More so than channelling his best qualities into his music, Debussy actually created a new musical vocabulary (i.e., jazz), which subsequent musicians like Charlie Parker, Dizzy Gillespie, and even George Gershwin worked within. Felder particularly shines when, as Debussy, he explains this approach to a naturalistic style that is more subtle rather than over-the-top, like with Brahms and Wagner. Debussy listened to his surroundings by “not painting in sound what [he saw] in nature but painting in sound what [he felt] when [he] engaged with nature.” And so, he laid the groundwork for a type of music that was akin to descriptive imagery, as in the sound of walking (by using chromatic arpeggio), the splashing of water such as in “La mer” (by incorporating a 16th note with a dotted 8th), and, most of all, by using unexpected harmonies as well as the augmented 4th and the whole tone scale to evoke the echo of “a world of dreams.” Debussy didn’t mind breaking the rules of music theory to the extent that the key one was in when playing a piece was almost unknowable — a freeing and liberating notion. There was something ingenious about how Debussy explored endlessly as a master composer, to find innovative insights in the simplicity of even the Eastern pentatonic scale (only “five notes in various configurations”), en route to becoming the forerunner we now know him as today. Needless to say, the passion and awe with which Felder imparts this information is worth the price of admission alone.
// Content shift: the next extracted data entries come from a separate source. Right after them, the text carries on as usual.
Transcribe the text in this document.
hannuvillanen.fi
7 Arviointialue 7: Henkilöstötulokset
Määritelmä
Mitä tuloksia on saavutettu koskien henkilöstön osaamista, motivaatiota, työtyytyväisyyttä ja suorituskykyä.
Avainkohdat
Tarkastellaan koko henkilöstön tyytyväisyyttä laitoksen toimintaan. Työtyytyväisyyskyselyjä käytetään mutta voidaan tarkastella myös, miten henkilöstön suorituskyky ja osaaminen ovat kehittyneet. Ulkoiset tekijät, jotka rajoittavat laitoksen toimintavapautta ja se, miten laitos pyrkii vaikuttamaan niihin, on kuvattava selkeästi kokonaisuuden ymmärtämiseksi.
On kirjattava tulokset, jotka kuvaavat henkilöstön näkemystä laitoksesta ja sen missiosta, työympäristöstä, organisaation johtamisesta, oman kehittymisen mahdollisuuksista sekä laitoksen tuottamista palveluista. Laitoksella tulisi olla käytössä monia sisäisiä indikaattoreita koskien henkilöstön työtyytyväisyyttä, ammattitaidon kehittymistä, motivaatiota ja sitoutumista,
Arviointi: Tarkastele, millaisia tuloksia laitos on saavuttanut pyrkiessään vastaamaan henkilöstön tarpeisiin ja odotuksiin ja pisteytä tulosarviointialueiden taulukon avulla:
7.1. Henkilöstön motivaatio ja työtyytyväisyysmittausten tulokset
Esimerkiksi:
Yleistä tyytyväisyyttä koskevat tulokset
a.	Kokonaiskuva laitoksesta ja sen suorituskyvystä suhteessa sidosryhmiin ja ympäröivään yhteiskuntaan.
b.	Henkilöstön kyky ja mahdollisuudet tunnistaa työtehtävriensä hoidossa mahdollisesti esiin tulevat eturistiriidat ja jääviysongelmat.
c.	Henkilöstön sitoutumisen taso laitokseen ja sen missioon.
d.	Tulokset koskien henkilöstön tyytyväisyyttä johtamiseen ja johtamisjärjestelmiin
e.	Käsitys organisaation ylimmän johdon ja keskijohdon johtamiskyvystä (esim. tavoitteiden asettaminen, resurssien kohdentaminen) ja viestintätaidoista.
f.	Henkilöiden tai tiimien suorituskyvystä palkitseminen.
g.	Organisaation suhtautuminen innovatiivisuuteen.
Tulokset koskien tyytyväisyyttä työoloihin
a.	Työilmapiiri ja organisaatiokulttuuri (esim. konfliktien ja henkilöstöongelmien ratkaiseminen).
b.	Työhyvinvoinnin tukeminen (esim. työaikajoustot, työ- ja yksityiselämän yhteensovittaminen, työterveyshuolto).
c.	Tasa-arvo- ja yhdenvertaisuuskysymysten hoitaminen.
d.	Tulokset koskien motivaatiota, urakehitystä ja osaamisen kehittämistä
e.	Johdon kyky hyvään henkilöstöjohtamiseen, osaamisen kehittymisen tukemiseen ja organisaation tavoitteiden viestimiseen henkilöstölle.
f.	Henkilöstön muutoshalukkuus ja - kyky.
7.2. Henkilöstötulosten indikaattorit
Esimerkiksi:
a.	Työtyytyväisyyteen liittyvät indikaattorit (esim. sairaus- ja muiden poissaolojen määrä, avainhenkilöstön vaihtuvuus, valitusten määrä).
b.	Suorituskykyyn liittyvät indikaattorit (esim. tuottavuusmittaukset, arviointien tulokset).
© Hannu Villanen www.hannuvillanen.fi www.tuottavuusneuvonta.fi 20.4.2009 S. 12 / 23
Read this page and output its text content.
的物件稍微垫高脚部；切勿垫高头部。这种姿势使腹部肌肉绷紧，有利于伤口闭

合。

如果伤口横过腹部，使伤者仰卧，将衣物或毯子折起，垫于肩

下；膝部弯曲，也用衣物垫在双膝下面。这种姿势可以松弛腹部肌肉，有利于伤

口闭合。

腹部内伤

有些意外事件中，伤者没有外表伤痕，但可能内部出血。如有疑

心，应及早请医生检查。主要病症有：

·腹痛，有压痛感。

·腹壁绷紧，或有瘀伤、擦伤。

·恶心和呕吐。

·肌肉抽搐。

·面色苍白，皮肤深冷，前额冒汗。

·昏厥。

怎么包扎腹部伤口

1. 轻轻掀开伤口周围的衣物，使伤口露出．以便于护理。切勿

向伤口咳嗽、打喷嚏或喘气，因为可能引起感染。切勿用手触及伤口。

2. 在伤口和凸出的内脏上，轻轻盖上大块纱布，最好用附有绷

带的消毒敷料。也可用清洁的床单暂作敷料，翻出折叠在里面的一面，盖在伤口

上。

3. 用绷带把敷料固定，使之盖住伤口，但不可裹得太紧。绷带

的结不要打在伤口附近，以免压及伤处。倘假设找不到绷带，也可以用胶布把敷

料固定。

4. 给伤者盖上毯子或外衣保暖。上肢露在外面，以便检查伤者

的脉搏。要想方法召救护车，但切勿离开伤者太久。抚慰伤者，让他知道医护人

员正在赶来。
Certainly, the connected, dual narrative in “A Paris Love Story” enables Felder to be much more than just a mere vessel in portraying Debussy, as it allows him to evince his own sense of identity as an elite musician and a man who identifies with Debussy on an otherworldly personal level. And in the Parisian voyage that the audience happily goes on to find Debussy, we also discover Felder whose love for his mother touchingly persists even 37 years later, expressed with a forthright honesty by an individual who courageously recalls his own story.